At night I eavesdropped on the conversation on the other side of the wall, as I did every now and then. I often wonder if they ever eavesdropped on me as well. And I blush at the thought of how they would have reacted, had they known…
Mom spoke about Grandpa; no one knew better than Dad that he had been both a father and a mother to her. She spoke about the music he no longer listened to. About the phone which no longer rang. And about the feeling that kept her awake at nights, that apart from his housekeeper he did not exchange a word with a single living soul. Certainly not with the doctors… Dad shared her concern about his condition.
Even without knowing what “prognosis,” “dementia” or “C.T.” meant, it was clear to me: no good could come out of it.
I listened attentively, but before bedtime she preferred not to discuss it furthe
r. With a velvety voice she wondered whether Dad did not think it was time to realize their old dream and build a second floor.

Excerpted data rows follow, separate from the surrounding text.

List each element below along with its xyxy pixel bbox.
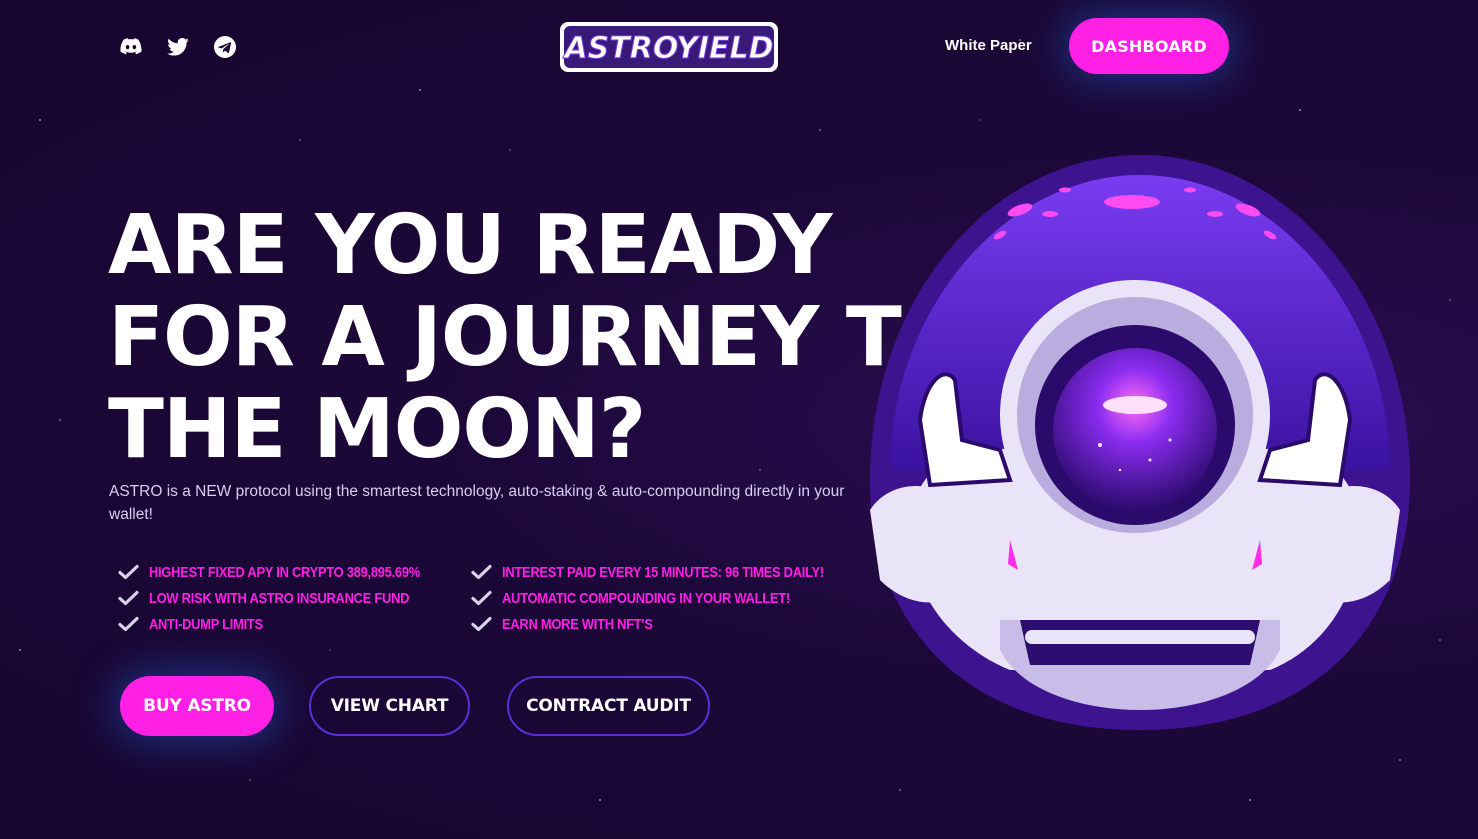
feature-item: AUTOMATIC COMPOUNDING IN YOUR WALLET! [471, 587, 871, 609]
hero-headline: ARE YOU READY FOR A JOURNEY TO THE MOON? [108, 198, 971, 477]
check-icon [471, 590, 492, 606]
feature-text: HIGHEST FIXED APY IN CRYPTO 389,895.69% [149, 563, 420, 581]
feature-list: HIGHEST FIXED APY IN CRYPTO 389,895.69% … [118, 561, 871, 635]
hero-headline-line-3: THE MOON? [108, 382, 646, 477]
feature-item: ANTI-DUMP LIMITS [118, 613, 471, 635]
feature-text: ANTI-DUMP LIMITS [149, 615, 263, 633]
white-paper-link[interactable]: White Paper [945, 37, 1032, 54]
astronaut-mascot-image [870, 155, 1410, 730]
feature-item: HIGHEST FIXED APY IN CRYPTO 389,895.69% [118, 561, 471, 583]
feature-text: AUTOMATIC COMPOUNDING IN YOUR WALLET! [502, 589, 790, 607]
check-icon [471, 564, 492, 580]
dashboard-button[interactable]: DASHBOARD [1069, 18, 1229, 74]
astroyield-logo[interactable]: ASTROYIELD [557, 18, 781, 76]
feature-text: INTEREST PAID EVERY 15 MINUTES: 96 TIMES… [502, 563, 824, 581]
check-icon [118, 616, 139, 632]
feature-item: EARN MORE WITH NFT'S [471, 613, 871, 635]
hero-headline-line-1: ARE YOU READY [108, 198, 833, 293]
check-icon [118, 590, 139, 606]
discord-icon[interactable] [118, 34, 143, 59]
feature-item: INTEREST PAID EVERY 15 MINUTES: 96 TIMES… [471, 561, 871, 583]
feature-text: EARN MORE WITH NFT'S [502, 615, 653, 633]
svg-text:ASTROYIELD: ASTROYIELD [562, 31, 773, 66]
feature-text: LOW RISK WITH ASTRO INSURANCE FUND [149, 589, 410, 607]
check-icon [471, 616, 492, 632]
hero-subtitle: ASTRO is a NEW protocol using the smarte… [109, 483, 845, 523]
view-chart-button[interactable]: VIEW CHART [309, 676, 470, 736]
check-icon [118, 564, 139, 580]
buy-astro-button[interactable]: BUY ASTRO [120, 676, 274, 736]
telegram-icon[interactable] [212, 34, 237, 59]
twitter-icon[interactable] [165, 34, 190, 59]
social-links [118, 34, 237, 59]
hero-headline-line-2: FOR A JOURNEY TO [108, 290, 971, 385]
contract-audit-button[interactable]: CONTRACT AUDIT [507, 676, 710, 736]
feature-item: LOW RISK WITH ASTRO INSURANCE FUND [118, 587, 471, 609]
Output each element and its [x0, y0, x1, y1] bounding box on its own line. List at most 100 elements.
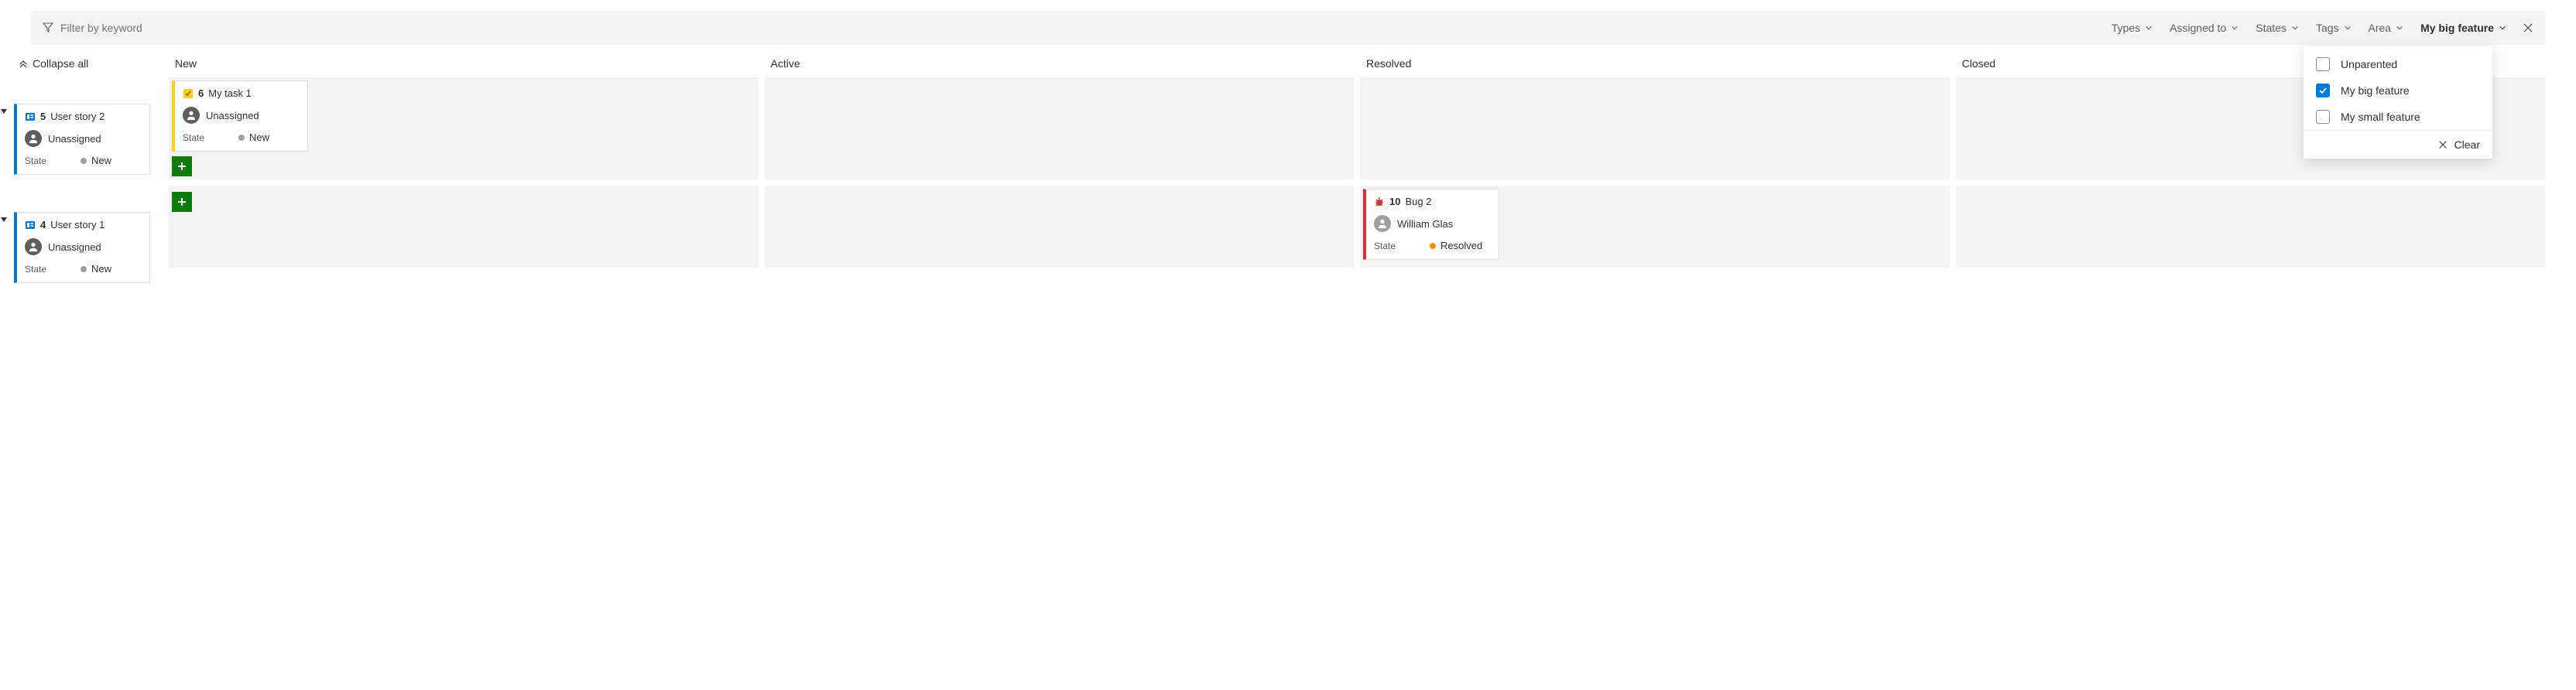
- state-value: New: [80, 155, 111, 166]
- filter-icon: [42, 21, 54, 36]
- column-header-new: New: [169, 57, 759, 70]
- dropdown-footer: Clear: [2304, 130, 2492, 159]
- filter-dd-label: Assigned to: [2170, 22, 2226, 34]
- row-header: 4 User story 1 Unassigned State New: [14, 212, 169, 294]
- assignee-name: Unassigned: [206, 110, 259, 121]
- work-item-card[interactable]: 4 User story 1 Unassigned State New: [14, 212, 150, 283]
- task-icon: [183, 88, 194, 99]
- filter-dropdown-tags[interactable]: Tags: [2316, 22, 2352, 34]
- userstory-icon: [25, 111, 36, 122]
- filter-dropdown-assigned-to[interactable]: Assigned to: [2170, 22, 2239, 34]
- checkbox-icon: [2316, 84, 2330, 97]
- work-item-card[interactable]: 6 My task 1 Unassigned State New: [172, 80, 308, 152]
- chevron-down-icon: [2499, 24, 2506, 32]
- avatar-icon: [1374, 215, 1391, 232]
- filter-dd-label: States: [2256, 22, 2287, 34]
- work-item-id: 4: [40, 219, 46, 231]
- state-dot-icon: [1430, 243, 1436, 249]
- assignee-name: Unassigned: [48, 241, 101, 253]
- assignee-row: Unassigned: [183, 107, 300, 124]
- column-header-resolved: Resolved: [1360, 57, 1950, 70]
- filter-option-label: My big feature: [2341, 84, 2410, 97]
- board-cell: [1956, 186, 2546, 268]
- chevron-down-icon: [2396, 24, 2403, 32]
- card-title-row: 4 User story 1: [25, 219, 142, 231]
- filter-dd-label: My big feature: [2420, 22, 2494, 34]
- filter-dropdown-area[interactable]: Area: [2369, 22, 2404, 34]
- state-row: State Resolved: [1374, 240, 1491, 251]
- checkbox-icon: [2316, 110, 2330, 124]
- columns-area: NewActiveResolvedClosed 6 My task 1 Unas…: [169, 51, 2545, 294]
- state-label: State: [25, 264, 46, 275]
- card-title-row: 10 Bug 2: [1374, 196, 1491, 207]
- assignee-row: Unassigned: [25, 238, 142, 255]
- column-headers: NewActiveResolvedClosed: [169, 51, 2545, 77]
- board-cell: [169, 186, 759, 268]
- filter-dropdowns: Types Assigned to States Tags Area My big fea…: [2112, 22, 2506, 34]
- collapse-all-button[interactable]: Collapse all: [14, 51, 169, 76]
- filter-dd-label: Types: [2112, 22, 2140, 34]
- row-headers-column: Collapse all 5 User story 2 Unassigned S…: [14, 51, 169, 294]
- board-row: 6 My task 1 Unassigned State New: [169, 77, 2545, 179]
- collapse-all-label: Collapse all: [33, 57, 88, 70]
- state-label: State: [183, 132, 204, 143]
- row-expander[interactable]: [0, 213, 8, 226]
- filter-option-my-small-feature[interactable]: My small feature: [2304, 104, 2492, 130]
- parent-filter-dropdown-panel: Unparented My big feature My small feature…: [2304, 46, 2492, 159]
- state-label: State: [1374, 241, 1396, 251]
- state-row: State New: [25, 155, 142, 166]
- work-item-title: User story 1: [50, 219, 104, 231]
- avatar-icon: [25, 238, 42, 255]
- filter-dropdown-states[interactable]: States: [2256, 22, 2299, 34]
- chevron-down-icon: [2291, 24, 2299, 32]
- bug-icon: [1374, 196, 1385, 207]
- userstory-icon: [25, 220, 36, 231]
- add-card-button[interactable]: [172, 156, 192, 176]
- filter-dropdown-types[interactable]: Types: [2112, 22, 2153, 34]
- avatar-icon: [183, 107, 200, 124]
- state-dot-icon: [238, 135, 245, 141]
- state-value: New: [238, 132, 269, 143]
- chevron-down-icon: [2145, 24, 2153, 32]
- filter-input-wrap: [42, 21, 2112, 36]
- board-row: 10 Bug 2 William Glas State Resolved: [169, 186, 2545, 268]
- assignee-name: William Glas: [1397, 218, 1453, 230]
- clear-label: Clear: [2454, 138, 2480, 151]
- work-item-id: 5: [40, 111, 46, 122]
- work-item-card[interactable]: 5 User story 2 Unassigned State New: [14, 104, 150, 175]
- filter-option-my-big-feature[interactable]: My big feature: [2304, 77, 2492, 104]
- board-cell: 6 My task 1 Unassigned State New: [169, 77, 759, 179]
- close-filter-button[interactable]: [2522, 22, 2534, 34]
- board-cell: 10 Bug 2 William Glas State Resolved: [1360, 186, 1950, 268]
- filter-dropdown-my-big-feature[interactable]: My big feature: [2420, 22, 2506, 34]
- checkbox-icon: [2316, 57, 2330, 71]
- add-card-button[interactable]: [172, 192, 192, 212]
- filter-option-unparented[interactable]: Unparented: [2304, 51, 2492, 77]
- work-item-title: User story 2: [50, 111, 104, 122]
- work-item-id: 10: [1389, 196, 1400, 207]
- state-dot-icon: [80, 158, 87, 164]
- clear-filter-button[interactable]: Clear: [2437, 138, 2480, 151]
- filter-option-label: Unparented: [2341, 58, 2397, 70]
- chevron-down-icon: [2231, 24, 2239, 32]
- work-item-title: Bug 2: [1405, 196, 1431, 207]
- assignee-row: William Glas: [1374, 215, 1491, 232]
- card-title-row: 5 User story 2: [25, 111, 142, 122]
- avatar-icon: [25, 130, 42, 147]
- assignee-name: Unassigned: [48, 133, 101, 145]
- filter-bar: Types Assigned to States Tags Area My big fea…: [31, 11, 2545, 45]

More than the possibility of having a bedroom with three sided ventilation, Dad liked the idea of a walk-in closet, in which the clothes would not wrinkle, sparing him the need to press a white shirt each morning for his appearances in court. As for a study, “which would also serve as a family room,” she hastened to add, he hesitated whether it would be wise to bring work home. Discussing my room, he agreed that I was already starting to outgrow it, and that if they were to renovate it, they might as well furnish it for an adolescent.
The pleasant harmony satisfied my curiosity.
I folded the pillow and plumped it as I always do.
And from one moment to the next my eyelids grew heavy.
Before sleep subdued me I still managed to hear her casually asking his opinion about designating their current bedroom for Grandpa.
His answer—I no longer heard.
“I haven’t heard you say a single word about Dad!” a heated tone severed the threads of my sleep.
“I told you a thousand times! But even without my saying,” he added, the impatience evident in his voice, “you know very well that your father’s health worries me too.”
“I learned firsthand long ago: when you talk about my father…—it never bodes well,” she said angrily.
Thus I was exposed for the first time to the sounds that take place behind closed doors. The routine to which I woke up left no room for doubt:
It is a brief interlude melody.
An intermezzo and nothing more.
The next day I pressed my ear against the wall again: she spoke at length about Grandpa, who, in his condition, was more than anything in need of regular meals, nutritious food and sound sleep, without the soot and clamor of buses. Dad made me laugh when talking about the “castles in the sky” she was building, that would only add to her distress.